On Saturday night, a Canadian National Railway (CN) train with 100 tank cars of crude oil derailed about 80 kilometers south of Timmins, Ontario. The derailment was on the CN mainline, in an area inaccessible by road. 29 cars jumped the track, and seven were still burning the following afternoon. An unknown amount of oil was spilled.
Yesterday, twenty five cars of a 109 car CSX train derailed in Adena Village in Fayette County, West Virginia. At least one car ended up in the Kanawha River, while another slammed into a house. At least fourteen cars caught fire, and some exploded. Kelley Gillenwater, a spokeswoman for the state Department of Environmental Protection (DEP), said that the DEP was told the train was carrying “crude oil and possibly other materials.”
Unfortunately, exploding trains are becoming more commonplace. Last July, we wrote about the increase of oil train explosions over the last few years, and followed up a couple weeks later with an article about the proposed DOT regulations and why, in our opinion, they didn’t really address the issues either in the short term or as long term solutions.

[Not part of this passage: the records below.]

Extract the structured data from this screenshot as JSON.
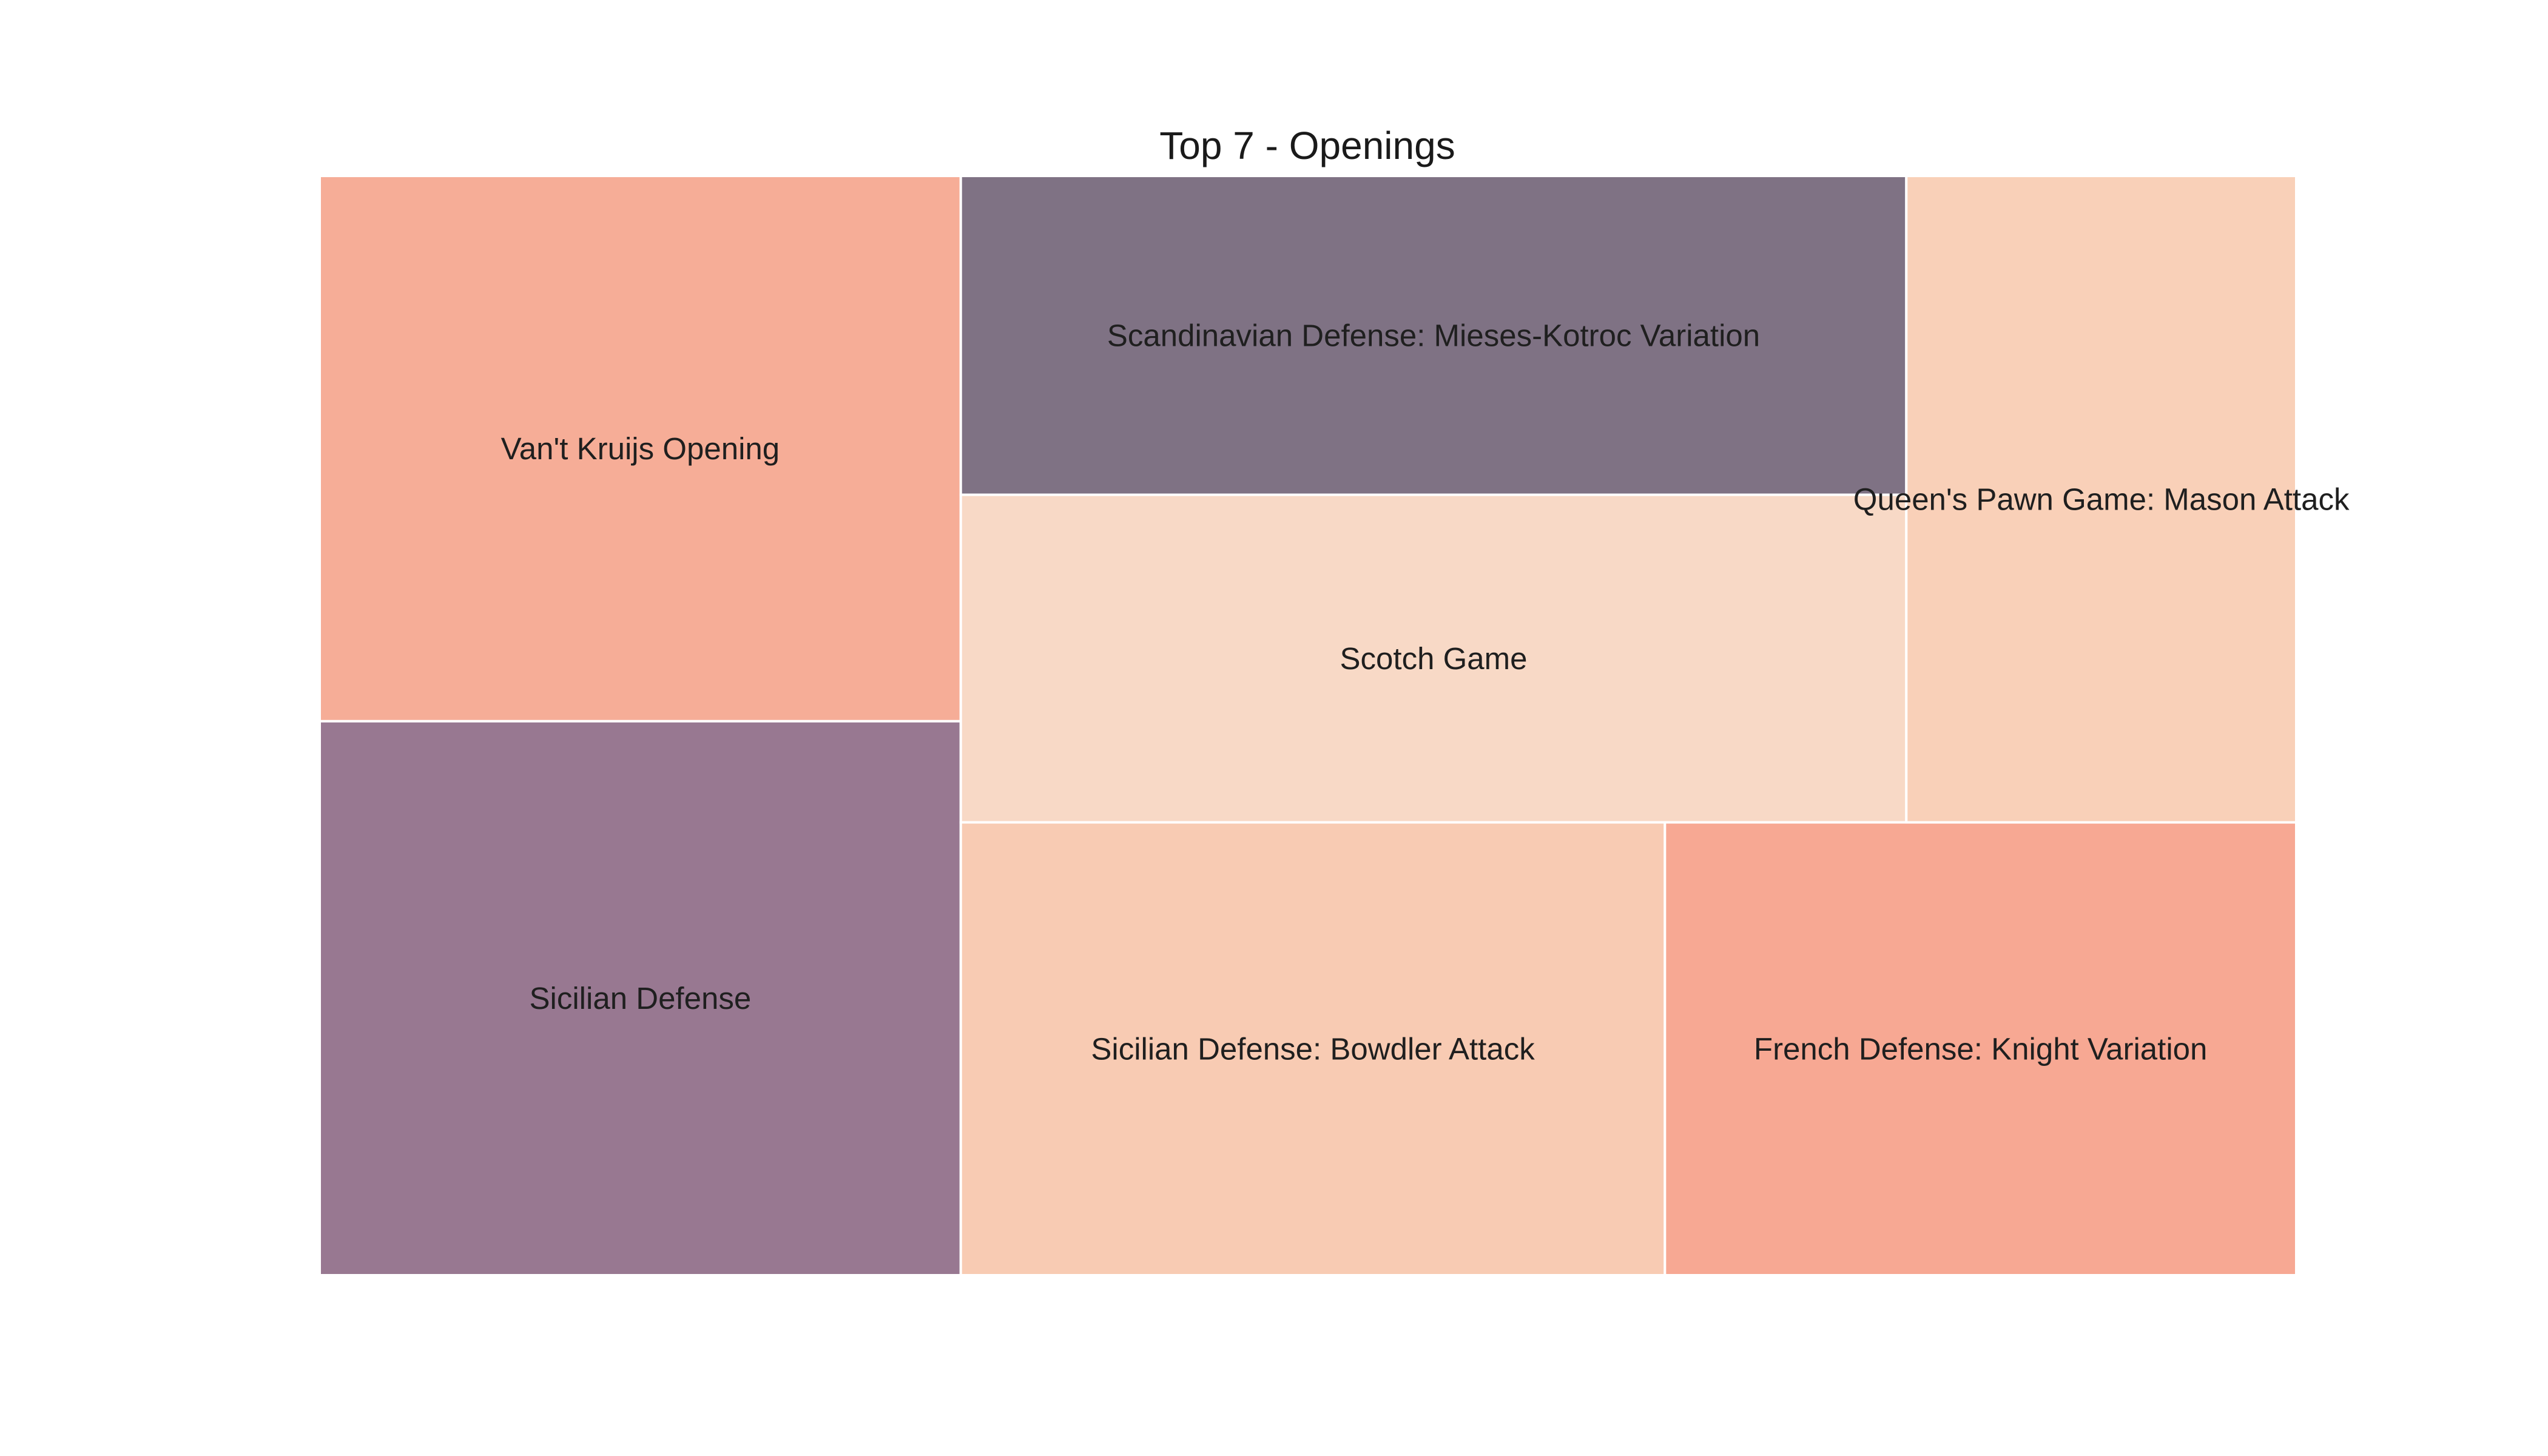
{
  "chart_data": {
    "type": "treemap",
    "title": "Top 7 - Openings",
    "categories": [
      "Van't Kruijs Opening",
      "Sicilian Defense",
      "Scandinavian Defense: Mieses-Kotroc Variation",
      "Scotch Game",
      "Sicilian Defense: Bowdler Attack",
      "French Defense: Knight Variation",
      "Queen's Pawn Game: Mason Attack"
    ],
    "values": [
      1570,
      1595,
      1354,
      1391,
      1432,
      1284,
      1132
    ],
    "colors": [
      "#F6AD97",
      "#987891",
      "#7F7284",
      "#F8D9C6",
      "#F8CBB3",
      "#F7A893",
      "#F9D0B8"
    ],
    "grid": false,
    "legend": "none"
  }
}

We expect to hear a lot of talk over the next few days from various people with ties to the petroleum industry saying that the trains were following all existing safety regulations (and by all appearances so far, they were), and this shows the need for an expanded pipeline system. However, this isn’t a viable solution either. As we’ve come to find out, all pipelines leak, and in many cases, do even more damage to the environment than the exploding trains do.

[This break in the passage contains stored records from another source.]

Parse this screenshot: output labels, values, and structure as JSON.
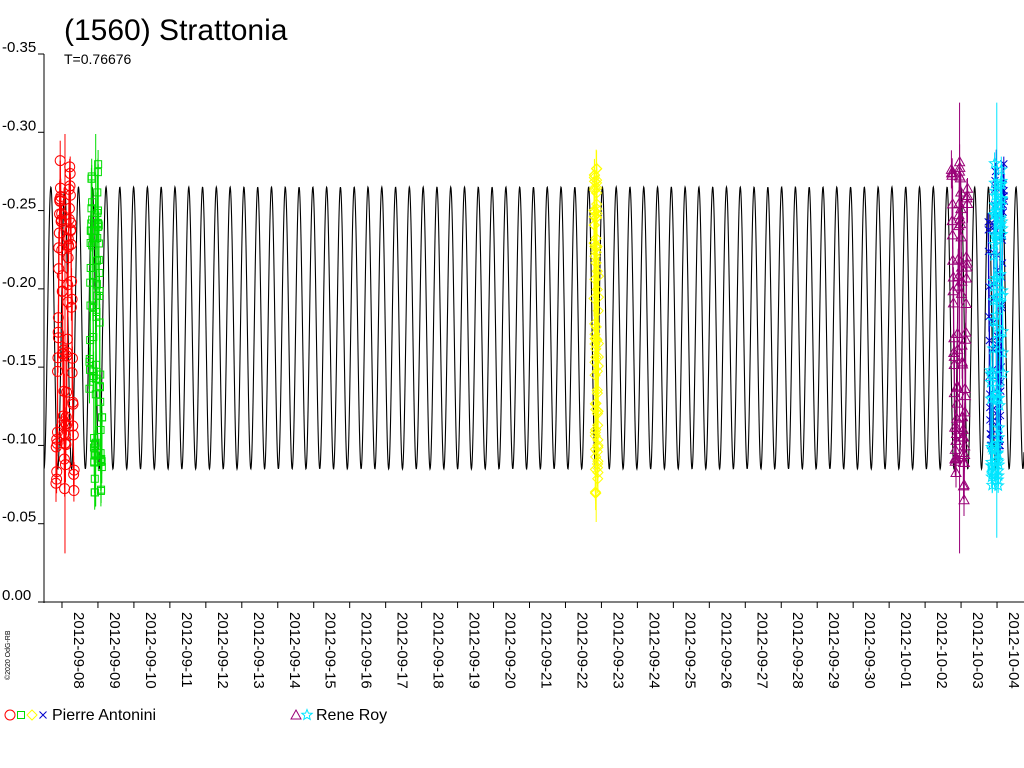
{
  "chart_data": {
    "type": "scatter",
    "title": "(1560) Strattonia",
    "subtitle": "T=0.76676",
    "period": 0.76676,
    "y_axis": {
      "reversed": true,
      "ylim": [
        0.0,
        -0.35
      ],
      "tick_values": [
        0.0,
        -0.05,
        -0.1,
        -0.15,
        -0.2,
        -0.25,
        -0.3,
        -0.35
      ],
      "tick_labels": [
        "0.00",
        "-0.05",
        "-0.10",
        "-0.15",
        "-0.20",
        "-0.25",
        "-0.30",
        "-0.35"
      ]
    },
    "x_axis": {
      "type": "date",
      "range": [
        "2012-09-07T12:00",
        "2012-10-04T18:00"
      ],
      "tick_labels": [
        "2012-09-08",
        "2012-09-09",
        "2012-09-10",
        "2012-09-11",
        "2012-09-12",
        "2012-09-13",
        "2012-09-14",
        "2012-09-15",
        "2012-09-16",
        "2012-09-17",
        "2012-09-18",
        "2012-09-19",
        "2012-09-20",
        "2012-09-21",
        "2012-09-22",
        "2012-09-23",
        "2012-09-24",
        "2012-09-25",
        "2012-09-26",
        "2012-09-27",
        "2012-09-28",
        "2012-09-29",
        "2012-09-30",
        "2012-10-01",
        "2012-10-02",
        "2012-10-03",
        "2012-10-04"
      ]
    },
    "model_curve": {
      "min_mag": -0.085,
      "max_mag": -0.265,
      "color": "#000000"
    },
    "series": [
      {
        "marker": "circle",
        "color": "#ff0000",
        "date": "2012-09-08",
        "center": "2012-09-08T02:00",
        "span_days": 0.5,
        "mag_range": [
          -0.04,
          -0.29
        ]
      },
      {
        "marker": "square",
        "color": "#00dd00",
        "date": "2012-09-09",
        "center": "2012-09-08T22:30",
        "span_days": 0.35,
        "mag_range": [
          -0.07,
          -0.29
        ]
      },
      {
        "marker": "diamond",
        "color": "#ffff00",
        "date": "2012-09-23",
        "center": "2012-09-22T20:30",
        "span_days": 0.12,
        "mag_range": [
          -0.06,
          -0.28
        ]
      },
      {
        "marker": "triangle",
        "color": "#990077",
        "date": "2012-10-03",
        "center": "2012-10-02T23:00",
        "span_days": 0.45,
        "mag_range": [
          -0.04,
          -0.31
        ]
      },
      {
        "marker": "cross",
        "color": "#0000cc",
        "date": "2012-10-04",
        "center": "2012-10-03T23:30",
        "span_days": 0.45,
        "mag_range": [
          -0.1,
          -0.28
        ]
      },
      {
        "marker": "star",
        "color": "#00e5ff",
        "date": "2012-10-04",
        "center": "2012-10-03T23:50",
        "span_days": 0.35,
        "mag_range": [
          -0.05,
          -0.31
        ]
      }
    ],
    "legend": [
      {
        "name": "Pierre Antonini",
        "markers": [
          "circle",
          "square",
          "diamond",
          "cross"
        ],
        "colors": [
          "#ff0000",
          "#00dd00",
          "#ffff00",
          "#0000cc"
        ]
      },
      {
        "name": "Rene Roy",
        "markers": [
          "triangle",
          "star"
        ],
        "colors": [
          "#990077",
          "#00e5ff"
        ]
      }
    ],
    "copyright": "©2020 OdG-RB"
  }
}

A recent study suggests that all the known Arctic and Canadian oil should stay in the ground if we are to keep the global rise in temperature to 2 degrees Centigrade between now and 2050. We have a surplus of oil on the world market at the present. With all the problems inherent in the current oil delivery systems, wouldn’t this be the logical time to greatly expand our reliance on clean and renewable energy, instead of when our backs are completely against the wall?